Des scientifiques de l’EPFL, à travers le projet VELOCE, ont pu mesurer avec une précision sans précédent la vitesse des céphéides, ces «chandelles standard» qui permettent de mesurer la taille de l’Univers.
Les «céphéides classiques» sont un type d’étoile pulsante dont la luminosité diminue et augmente de façon rythmée au fil du temps. Leurs pulsations permettent aux astronomes de mesurer de grandes distances dans l’Espace, ce qui fait des céphéides des «chandelles standard» indispensables pour comprendre la taille et l’échelle de notre Univers.
Malgré leur importance, l’étude des céphéides relève d’un défi.

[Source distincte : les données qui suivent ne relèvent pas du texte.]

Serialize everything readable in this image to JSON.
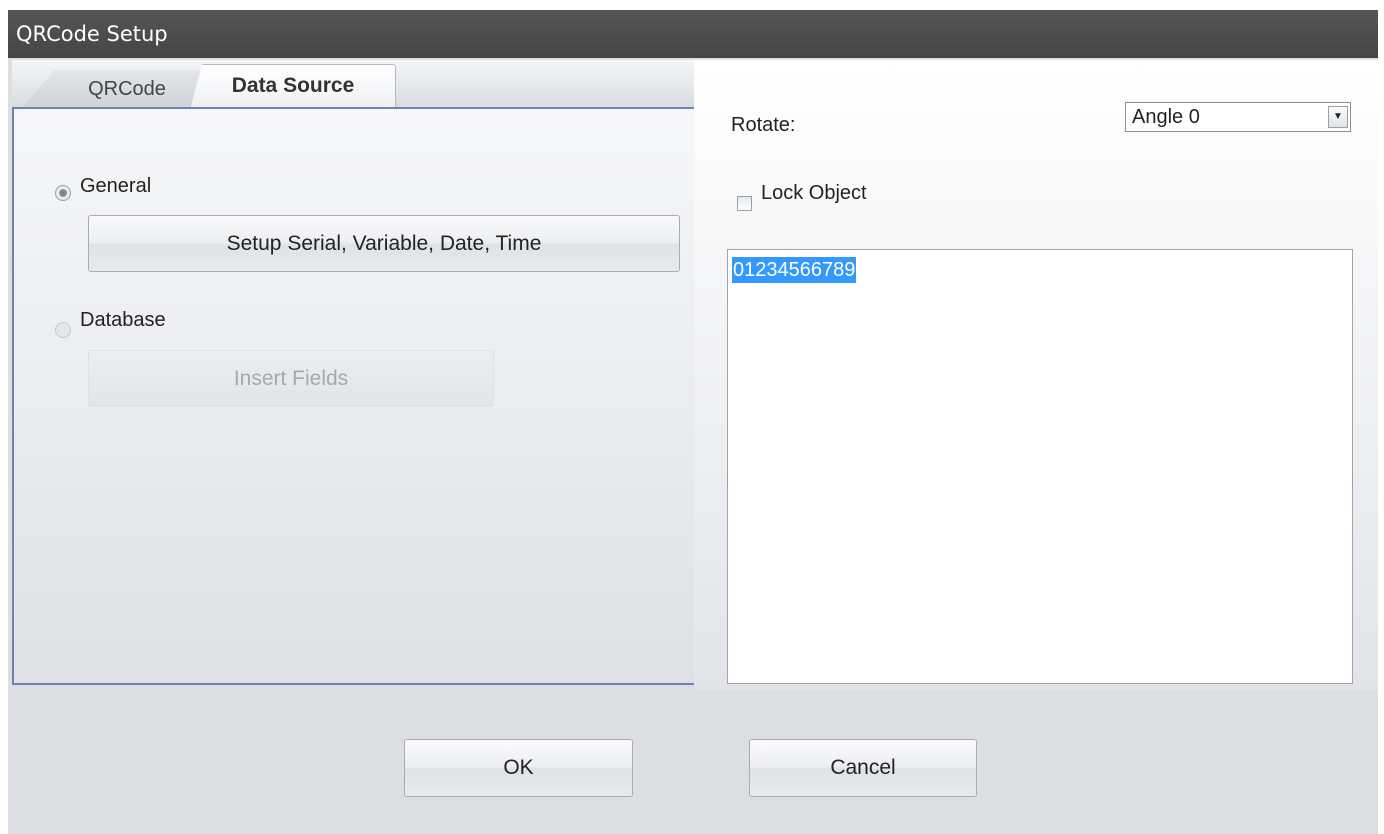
{
  "window": {
    "title": "QRCode Setup"
  },
  "tabs": [
    {
      "label": "QRCode",
      "active": false
    },
    {
      "label": "Data Source",
      "active": true
    }
  ],
  "data_source": {
    "general": {
      "label": "General",
      "checked": true
    },
    "setup_button": "Setup Serial, Variable, Date, Time",
    "database": {
      "label": "Database",
      "checked": false,
      "disabled": true
    },
    "insert_fields_button": "Insert Fields"
  },
  "rotate": {
    "label": "Rotate:",
    "value": "Angle 0"
  },
  "lock_object": {
    "label": "Lock Object",
    "checked": false
  },
  "content": {
    "text": "01234566789",
    "selected": true
  },
  "buttons": {
    "ok": "OK",
    "cancel": "Cancel"
  }
}
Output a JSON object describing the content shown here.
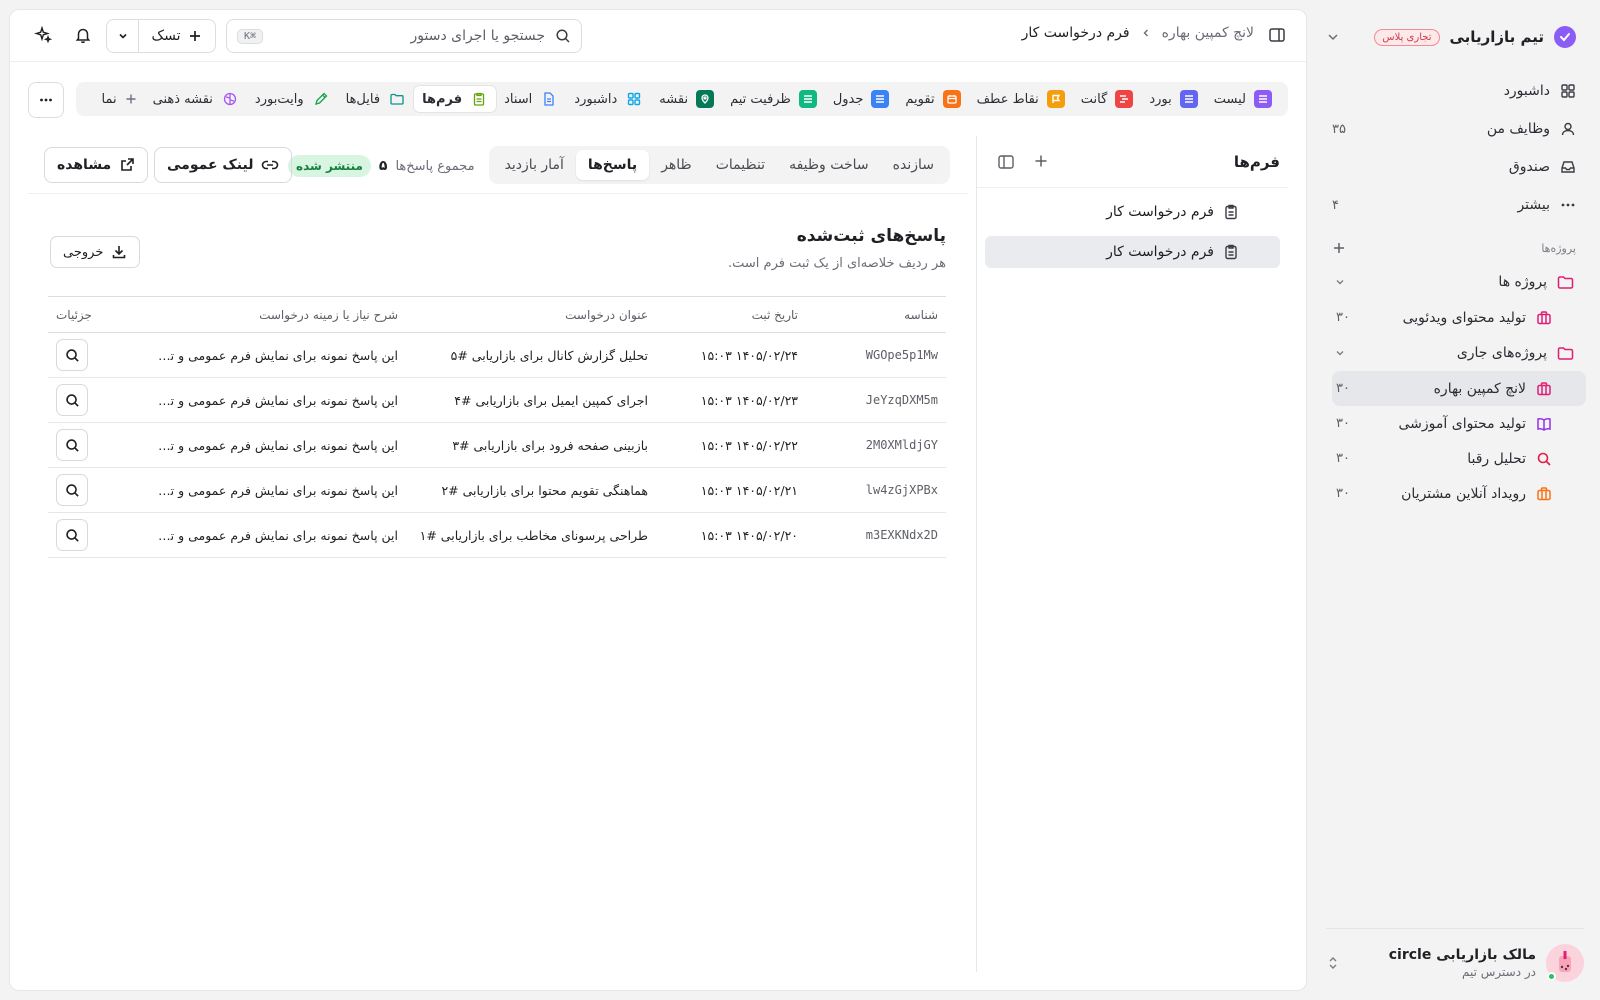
{
  "sidebar": {
    "team_name": "تیم بازاریابی",
    "plan_badge": "تجاری پلاس",
    "nav": [
      {
        "label": "داشبورد",
        "count": ""
      },
      {
        "label": "وظایف من",
        "count": "۳۵"
      },
      {
        "label": "صندوق",
        "count": ""
      },
      {
        "label": "بیشتر",
        "count": "۴"
      }
    ],
    "projects_label": "پروژه‌ها",
    "folders": [
      {
        "label": "پروژه ها",
        "items": [
          {
            "label": "تولید محتوای ویدئویی",
            "count": "۳۰",
            "color": "#e11d74"
          }
        ]
      },
      {
        "label": "پروژه‌های جاری",
        "items": [
          {
            "label": "لانچ کمپین بهاره",
            "count": "۳۰",
            "color": "#e11d74"
          },
          {
            "label": "تولید محتوای آموزشی",
            "count": "۳۰",
            "color": "#9333ea"
          },
          {
            "label": "تحلیل رقبا",
            "count": "۳۰",
            "color": "#e11d48"
          },
          {
            "label": "رویداد آنلاین مشتریان",
            "count": "۳۰",
            "color": "#f97316"
          }
        ]
      }
    ],
    "user": {
      "name": "مالک بازاریابی circle",
      "subtitle": "در دسترس تیم"
    }
  },
  "topbar": {
    "breadcrumb_parent": "لانچ کمپین بهاره",
    "breadcrumb_current": "فرم درخواست کار",
    "search_placeholder": "جستجو یا اجرای دستور",
    "search_shortcut": "⌘K",
    "task_label": "تسک"
  },
  "views": [
    {
      "label": "لیست",
      "color": "#8b5cf6",
      "icon": "list-icon"
    },
    {
      "label": "بورد",
      "color": "#6366f1",
      "icon": "board-icon"
    },
    {
      "label": "گانت",
      "color": "#ef4444",
      "icon": "gantt-icon"
    },
    {
      "label": "نقاط عطف",
      "color": "#f59e0b",
      "icon": "flag-icon"
    },
    {
      "label": "تقویم",
      "color": "#f97316",
      "icon": "calendar-icon"
    },
    {
      "label": "جدول",
      "color": "#3b82f6",
      "icon": "table-icon"
    },
    {
      "label": "ظرفیت تیم",
      "color": "#10b981",
      "icon": "capacity-icon"
    },
    {
      "label": "نقشه",
      "color": "#047857",
      "icon": "map-pin-icon"
    },
    {
      "label": "داشبورد",
      "color": "#0ea5e9",
      "icon": "dashboard-icon"
    },
    {
      "label": "اسناد",
      "color": "#3b82f6",
      "icon": "doc-icon"
    },
    {
      "label": "فرم‌ها",
      "color": "#65a30d",
      "icon": "form-icon"
    },
    {
      "label": "فایل‌ها",
      "color": "#0d9488",
      "icon": "folder-icon"
    },
    {
      "label": "وایت‌بورد",
      "color": "#16a34a",
      "icon": "pen-icon"
    },
    {
      "label": "نقشه ذهنی",
      "color": "#a855f7",
      "icon": "brain-icon"
    },
    {
      "label": "نما",
      "color": "#6b7280",
      "icon": "plus-icon"
    }
  ],
  "forms_panel": {
    "title": "فرم‌ها",
    "items": [
      "فرم درخواست کار",
      "فرم درخواست کار"
    ]
  },
  "content": {
    "tabs": [
      "سازنده",
      "ساخت وظیفه",
      "تنظیمات",
      "ظاهر",
      "پاسخ‌ها",
      "آمار بازدید"
    ],
    "active_tab": 4,
    "total_label": "مجموع پاسخ‌ها",
    "total_value": "۵",
    "status": "منتشر شده",
    "public_link_label": "لینک عمومی",
    "view_label": "مشاهده",
    "section_title": "پاسخ‌های ثبت‌شده",
    "section_sub": "هر ردیف خلاصه‌ای از یک ثبت فرم است.",
    "export_label": "خروجی",
    "columns": [
      "شناسه",
      "تاریخ ثبت",
      "عنوان درخواست",
      "شرح نیاز یا زمینه درخواست",
      "جزئیات"
    ],
    "rows": [
      {
        "id": "WGOpe5p1Mw",
        "date": "۱۴۰۵/۰۲/۲۴ ۱۵:۰۳",
        "title": "تحلیل گزارش کانال برای بازاریابی #۵",
        "desc": "این پاسخ نمونه برای نمایش فرم عمومی و تب..."
      },
      {
        "id": "JeYzqDXM5m",
        "date": "۱۴۰۵/۰۲/۲۳ ۱۵:۰۳",
        "title": "اجرای کمپین ایمیل برای بازاریابی #۴",
        "desc": "این پاسخ نمونه برای نمایش فرم عمومی و تب..."
      },
      {
        "id": "2M0XMldjGY",
        "date": "۱۴۰۵/۰۲/۲۲ ۱۵:۰۳",
        "title": "بازبینی صفحه فرود برای بازاریابی #۳",
        "desc": "این پاسخ نمونه برای نمایش فرم عمومی و تب..."
      },
      {
        "id": "lw4zGjXPBx",
        "date": "۱۴۰۵/۰۲/۲۱ ۱۵:۰۳",
        "title": "هماهنگی تقویم محتوا برای بازاریابی #۲",
        "desc": "این پاسخ نمونه برای نمایش فرم عمومی و تب..."
      },
      {
        "id": "m3EXKNdx2D",
        "date": "۱۴۰۵/۰۲/۲۰ ۱۵:۰۳",
        "title": "طراحی پرسونای مخاطب برای بازاریابی #۱",
        "desc": "این پاسخ نمونه برای نمایش فرم عمومی و تب..."
      }
    ]
  },
  "colors": {
    "accent_badge": "#d3384b",
    "published": "#15803d"
  }
}
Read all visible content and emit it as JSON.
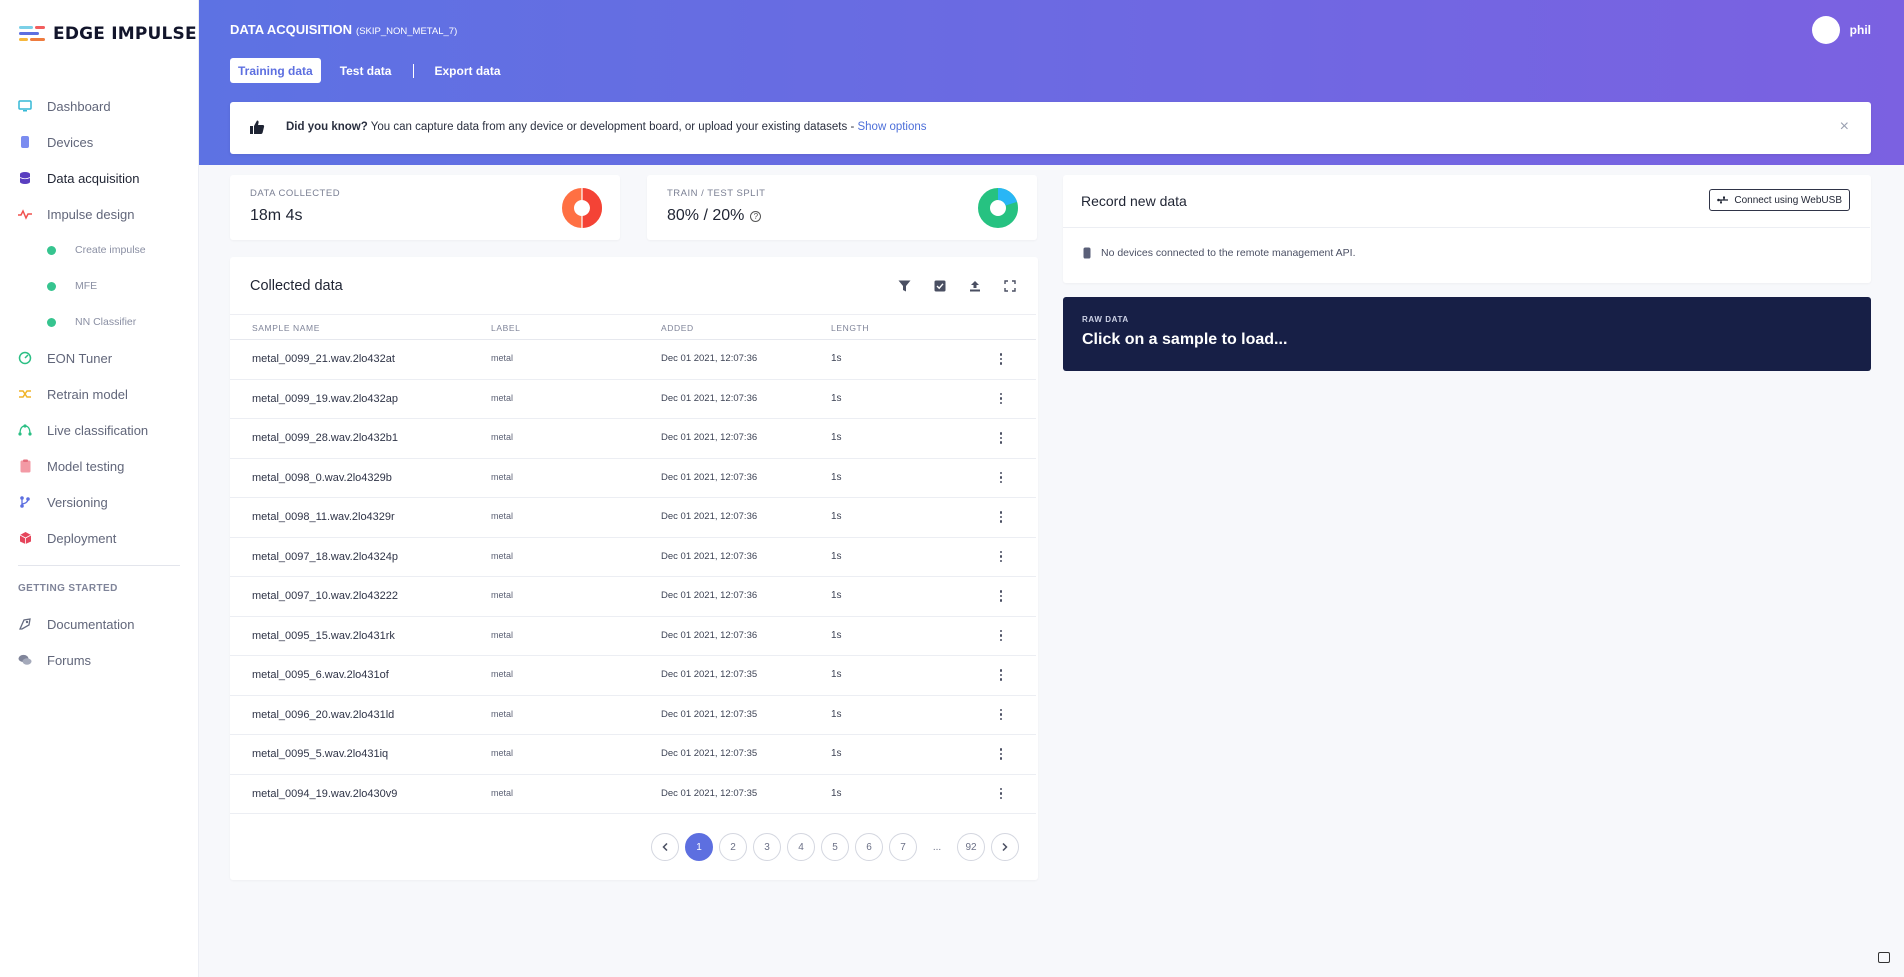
{
  "brand": {
    "name": "EDGE IMPULSE"
  },
  "sidebar": {
    "items": [
      {
        "label": "Dashboard",
        "icon": "monitor-icon"
      },
      {
        "label": "Devices",
        "icon": "chip-icon"
      },
      {
        "label": "Data acquisition",
        "icon": "database-icon"
      },
      {
        "label": "Impulse design",
        "icon": "pulse-icon"
      },
      {
        "label": "Create impulse"
      },
      {
        "label": "MFE"
      },
      {
        "label": "NN Classifier"
      },
      {
        "label": "EON Tuner",
        "icon": "tuner-icon"
      },
      {
        "label": "Retrain model",
        "icon": "shuffle-icon"
      },
      {
        "label": "Live classification",
        "icon": "branch-icon"
      },
      {
        "label": "Model testing",
        "icon": "clipboard-icon"
      },
      {
        "label": "Versioning",
        "icon": "git-icon"
      },
      {
        "label": "Deployment",
        "icon": "box-icon"
      }
    ],
    "getting_started_label": "GETTING STARTED",
    "help": [
      {
        "label": "Documentation",
        "icon": "docs-icon"
      },
      {
        "label": "Forums",
        "icon": "chat-icon"
      }
    ]
  },
  "header": {
    "title": "DATA ACQUISITION",
    "project": "(SKIP_NON_METAL_7)",
    "tabs": [
      "Training data",
      "Test data",
      "Export data"
    ],
    "username": "phil"
  },
  "banner": {
    "lead": "Did you know?",
    "text": " You can capture data from any device or development board, or upload your existing datasets - ",
    "link": "Show options"
  },
  "stats": {
    "collected_label": "DATA COLLECTED",
    "collected_value": "18m 4s",
    "split_label": "TRAIN / TEST SPLIT",
    "split_value": "80% / 20%",
    "split_train_fraction": 0.8
  },
  "collected": {
    "title": "Collected data",
    "columns": [
      "SAMPLE NAME",
      "LABEL",
      "ADDED",
      "LENGTH"
    ],
    "rows": [
      {
        "name": "metal_0099_21.wav.2lo432at",
        "label": "metal",
        "added": "Dec 01 2021, 12:07:36",
        "length": "1s"
      },
      {
        "name": "metal_0099_19.wav.2lo432ap",
        "label": "metal",
        "added": "Dec 01 2021, 12:07:36",
        "length": "1s"
      },
      {
        "name": "metal_0099_28.wav.2lo432b1",
        "label": "metal",
        "added": "Dec 01 2021, 12:07:36",
        "length": "1s"
      },
      {
        "name": "metal_0098_0.wav.2lo4329b",
        "label": "metal",
        "added": "Dec 01 2021, 12:07:36",
        "length": "1s"
      },
      {
        "name": "metal_0098_11.wav.2lo4329r",
        "label": "metal",
        "added": "Dec 01 2021, 12:07:36",
        "length": "1s"
      },
      {
        "name": "metal_0097_18.wav.2lo4324p",
        "label": "metal",
        "added": "Dec 01 2021, 12:07:36",
        "length": "1s"
      },
      {
        "name": "metal_0097_10.wav.2lo43222",
        "label": "metal",
        "added": "Dec 01 2021, 12:07:36",
        "length": "1s"
      },
      {
        "name": "metal_0095_15.wav.2lo431rk",
        "label": "metal",
        "added": "Dec 01 2021, 12:07:36",
        "length": "1s"
      },
      {
        "name": "metal_0095_6.wav.2lo431of",
        "label": "metal",
        "added": "Dec 01 2021, 12:07:35",
        "length": "1s"
      },
      {
        "name": "metal_0096_20.wav.2lo431ld",
        "label": "metal",
        "added": "Dec 01 2021, 12:07:35",
        "length": "1s"
      },
      {
        "name": "metal_0095_5.wav.2lo431iq",
        "label": "metal",
        "added": "Dec 01 2021, 12:07:35",
        "length": "1s"
      },
      {
        "name": "metal_0094_19.wav.2lo430v9",
        "label": "metal",
        "added": "Dec 01 2021, 12:07:35",
        "length": "1s"
      }
    ],
    "pages": [
      "1",
      "2",
      "3",
      "4",
      "5",
      "6",
      "7",
      "...",
      "92"
    ],
    "current_page": "1"
  },
  "record": {
    "title": "Record new data",
    "connect_label": "Connect using WebUSB",
    "message": "No devices connected to the remote management API."
  },
  "raw": {
    "label": "RAW DATA",
    "text": "Click on a sample to load..."
  },
  "colors": {
    "header_start": "#5d72e3",
    "header_end": "#7b61e1",
    "accent": "#5d6fe0",
    "ok_dot": "#36c48f",
    "raw_bg": "#171f46"
  }
}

Leurs pulsations et leurs interactions potentielles avec des étoiles voisines créent des modèles complexes difficiles à mesurer avec précision. Les divers instruments et méthodes utilisés au fil des ans ont fourni des données incohérentes, ce qui complique notre compréhension de ces étoiles.
«Le suivi des pulsations des Céphéides par vélocimétrie haute définition nous permet de mieux comprendre la structure de ces étoiles et leur évolution», explique Richard I. Anderson, astrophysicien à l’EPFL. «En particulier, les mesures de la vitesse de dilatation et de contraction des étoiles sur la ligne de visée, appelées vitesses radiales, sont un complément essentiel aux mesures précises de la luminosité depuis l’Espace. Mais il est urgent d’avoir des vitesses radiales de grande qualité, car leur collecte est coûteuse et peu d’instruments sont capables de le faire.»
Le projet VELOCE
Richard I. Anderson a dirigé une équipe de scientifiques pour faire cette tâche dans le cadre du projet VELOcities of CEpheids (VELOCE). Pendant 12 ans, entre 2010 et 2022, cette vaste collaboration a permis de recueillir plus de 18 000 mesures de grande précision de 258 vitesses radiales de céphéides à l’aide de spectrographes sophistiqués. «Cet ensemble de données servira de point d’ancrage pour relier les observations de céphéides réalisées depuis différents télescopes au fil des ans et, avec un peu de chance, inspirera d’autres études à la communauté.»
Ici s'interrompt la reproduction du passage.